Employment Minister urged to stop Centrelink compliance framework after potentially illegal payment cancellations
The Employment Relations Minister has been urged to can a program after an IT glitch resulted in about 1000 potentially illegal payment cancellations.
The Albanese government is being urged to halt a system tasked with ensuring social welfare recipients comply with their obligations after technical issues resulted in the potentially illegal cancellation of about 1000 payments.
The Targeted Compliance Framework outlines requirements for Centrelink recipients like applying for work and attending job interviews.
However three IT glitches between July 2018 to August 2023 meant some recipients had their payments decreased or cancelled altogether.
Services Australia have also identified 10 deaths associated with the cancelled payments.
Workplace and Employment Relations Minister Murray Watt is now being called on to stop the program.
Speaking at senate estimates on Wednesday, Department of Employment and Workplace Relations secretary Natalie James apologised profusely for the glitches.
“I absolutely and unreservedly apologise on behalf of the department that we cannot have full
confidence in this system delivering what it’s intended to deliver,” she said.
“It’s not acceptable, and it is my responsibility and not the minister’s (Murray Watt), in this respect, although he may wish to add his own commentary but I will say that I am
responsible, legislatively and administratively, for overseeing this process.”
Ms James also confirmed the department was undertaking reviews into its IT systems and decision making processes “to ensure they’re being lawfully made”.
However she admitted there were a “number of examples where the system is not operating in alignment with the legislative framework and associated policies”.
“This is a framework that can lead to decisions that have a profound impact on people’s experience of the employment services system and, critically, their social security payment,” she said.
“It is a serious and pressing concern to me that we take steps to ensure the integrity of the framework.”
Australian Council of Social Service chief executive Cassandra Goldie called on Senator Watt to halt the entire TCF framework given the legality concerns.

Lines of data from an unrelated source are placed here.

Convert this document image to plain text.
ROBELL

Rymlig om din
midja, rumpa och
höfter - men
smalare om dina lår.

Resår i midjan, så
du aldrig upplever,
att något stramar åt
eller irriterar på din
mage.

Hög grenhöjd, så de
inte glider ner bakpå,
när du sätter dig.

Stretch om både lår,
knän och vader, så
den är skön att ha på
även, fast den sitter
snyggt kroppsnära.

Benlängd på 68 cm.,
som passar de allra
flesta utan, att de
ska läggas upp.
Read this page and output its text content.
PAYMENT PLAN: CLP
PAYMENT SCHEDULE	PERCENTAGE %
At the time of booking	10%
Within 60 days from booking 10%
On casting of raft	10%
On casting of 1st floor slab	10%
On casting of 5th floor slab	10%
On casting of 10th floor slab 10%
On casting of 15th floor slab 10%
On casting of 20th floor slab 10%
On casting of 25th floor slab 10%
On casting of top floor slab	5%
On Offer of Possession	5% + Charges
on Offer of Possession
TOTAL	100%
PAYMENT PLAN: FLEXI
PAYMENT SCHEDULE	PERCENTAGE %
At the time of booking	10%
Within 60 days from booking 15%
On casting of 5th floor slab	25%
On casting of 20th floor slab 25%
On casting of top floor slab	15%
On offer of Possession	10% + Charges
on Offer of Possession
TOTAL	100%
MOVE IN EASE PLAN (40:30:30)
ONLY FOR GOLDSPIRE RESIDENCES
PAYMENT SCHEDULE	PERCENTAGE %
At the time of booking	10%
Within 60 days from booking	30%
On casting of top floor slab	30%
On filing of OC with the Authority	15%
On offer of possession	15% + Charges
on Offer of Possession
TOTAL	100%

“Since its introduction in 2018, ACOSS has consistently opposed the compliance framework and formally warned successive ministers about the serious harm it causes, including homelessness, relationship breakdown and destitution,” she said.
“The minister acknowledges the compliance framework is overly punitive and in need of a complete overhaul, and cannot say if it is operating legally, yet chooses to continue harming people by refusing to have the system suspended.”
Senator Watt said he was “confident” payments were no longer getting cancelled and said work to overhaul the services was now underway.
However he said it was not the government’s position to suspend or cancel the TCF.
“I do believe that we’ve been transparent in how we’ve dealt with these matters, and
when I say ‘we’ I mean the government and the department, in terms of its responsibilities,” he told the committee.
“Since this issue was first brought to my attention after I became the minister, my focus, along with the department’s, has been to fix these problems.”
Ms James also said it was her “top priority” to ensure the department addresses the issues, and said people were “entitled to expect better from the government”.
“So I am incredibly sorry for the impact that this has had on individuals and I apologise for the fact that we hadn’t identified these things earlier and acted on them more quickly,” she said.